Parallel computing, occasionally get Exception message "Message Catalog MATLAB:load was not loaded from the file"
24 views (last 30 days)
I am running two jobs on a cluster, job1 on node1, job2 on node2. Job1 starts a little bit earlier than job2.
Everything is fine for job1. But for job2, sometimes I get the exception message in command line, " Caught "std::exception" Exception message is:
Message Catalog MATLAB:load was not loaded from the file. Please check file location, format or contents ".
When this happens, my job did not stop but it did not do calculation anymore, i.e. it hangs.
I suspect this is due to the following resons:
- This is related to the load() function. Actually, I did use load() in my parfor-loop. However, I thought load() is different from fopen(), which needs to be followed by fclose(). So, do I have to take some actions when using load() in parlor-loop?

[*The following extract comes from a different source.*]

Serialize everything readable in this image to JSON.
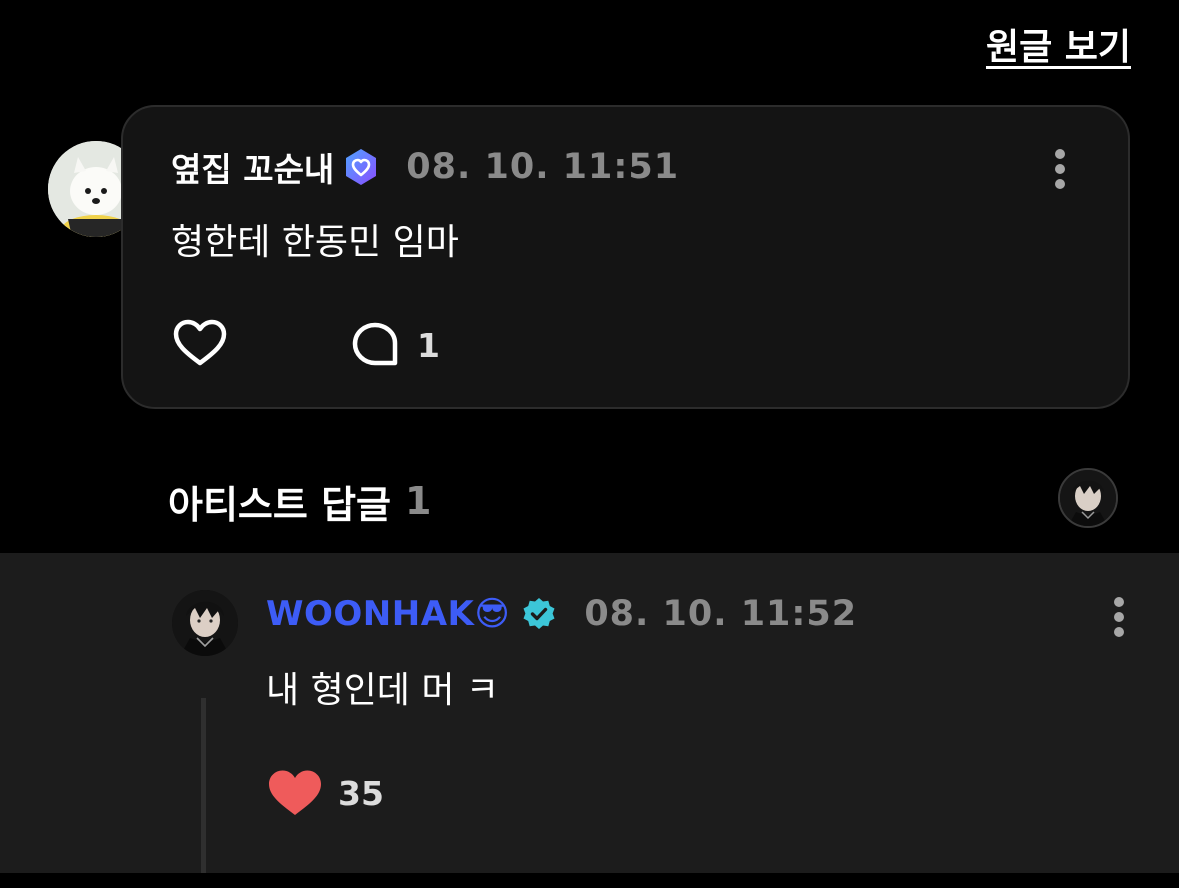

- This is related to linux system. When there are too many open files, this may occur. However, I did not open any file in my parfor-loop.
- This is related to linux system and I used too much resources. When I run only a job, this exception message never shows.
Did someone come into this?
Edric Ellis on 11 Dec 2020
Edited: Edric Ellis on 11 Dec 2020
The probable cause of this is the file handle limit. This page: https://www.mathworks.com/help/parallel-computing/recommended-system-limits-for-machintosh-and-linux.html has some instructions. Basically, I think you need to raise the ulimit values on the system.
(The other thing to check is that you aren't opening lots of file handles using fopen and not subsequently fcloseing them)